During the year the company took a CBILS loan of £260,000 supported by the UK Government. Payment of interest for the loan are covered for the first 12 months. The capital is due to be repaid in sixty equal monthly installments with the first payment being due 13 months after the loan was drawn down .
Included within creditors: amounts falling due after more than one year is an amount of £ 531,464 (2020 £ 576,121 ) in respect of liabilities payable or repayable by instalments which fall due for payment after more than five years from the reporting date.
Full repayment of the CBILS loan is due in May 2026.

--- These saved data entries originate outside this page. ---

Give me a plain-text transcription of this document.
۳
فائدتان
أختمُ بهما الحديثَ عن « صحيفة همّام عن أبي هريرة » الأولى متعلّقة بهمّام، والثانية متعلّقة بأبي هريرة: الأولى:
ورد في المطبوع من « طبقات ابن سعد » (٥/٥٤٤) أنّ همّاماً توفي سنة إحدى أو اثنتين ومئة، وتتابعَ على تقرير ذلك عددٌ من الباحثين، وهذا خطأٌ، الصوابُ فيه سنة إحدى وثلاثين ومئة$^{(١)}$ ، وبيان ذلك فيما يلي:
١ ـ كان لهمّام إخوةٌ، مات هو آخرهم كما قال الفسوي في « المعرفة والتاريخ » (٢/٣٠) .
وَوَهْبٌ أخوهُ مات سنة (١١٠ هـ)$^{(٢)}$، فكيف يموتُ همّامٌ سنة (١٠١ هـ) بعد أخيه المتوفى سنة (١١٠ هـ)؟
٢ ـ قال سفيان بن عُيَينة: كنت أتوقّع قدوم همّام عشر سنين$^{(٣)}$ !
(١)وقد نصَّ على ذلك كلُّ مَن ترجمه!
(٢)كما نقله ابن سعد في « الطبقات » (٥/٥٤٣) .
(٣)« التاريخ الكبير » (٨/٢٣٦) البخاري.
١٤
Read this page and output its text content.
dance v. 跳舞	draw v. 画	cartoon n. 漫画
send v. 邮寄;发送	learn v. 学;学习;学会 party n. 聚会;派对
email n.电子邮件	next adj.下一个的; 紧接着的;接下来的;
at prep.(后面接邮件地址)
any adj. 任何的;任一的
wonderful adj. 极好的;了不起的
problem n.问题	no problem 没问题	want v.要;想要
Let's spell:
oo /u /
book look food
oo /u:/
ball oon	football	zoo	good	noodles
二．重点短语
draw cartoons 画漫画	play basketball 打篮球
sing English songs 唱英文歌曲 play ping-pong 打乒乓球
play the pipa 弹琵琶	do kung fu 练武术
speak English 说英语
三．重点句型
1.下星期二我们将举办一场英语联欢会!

10. Directors advances, credits and guarantees
During the year the directors entered into the following advances and credits with the company:
2021
Balance brought forward Advances /(credits) to the directors Amounts repaid Balance o/standing
£ £ £ £
Mr S R Turner ( 12,865) 105,479 ( 68,880) 23,734
Mrs C A Turner ( 1,003) 350,028 ( 65,520) 283,505
_______ _______ _______ _______
( 13,868) 455,507 ( 134,400) 307,239
_______ _______ _______ _______
2020
Balance brought forward Advances /(credits) to the directors Amounts repaid Balance o/standing
£ £ £ £
Mr S R Turner - 87,736 ( 100,601) ( 12,865)
Mrs C A Turner ( 497) 70,995 ( 71,501) ( 1,003)
_______ _______ _______ _______
( 497) 158,731 ( 172,102) ( 13,868)
_______ _______ _______ _______
11. Related party transactions
At the year end an amount of £ 422,863 (2020:£ 347,062 ) was owed by Sambeck Business Park Limited, a subsidiary of Sambeck Caravans Limited. This balance is repayable on demand.Any other related party transactions have been concluded under normal market conditions.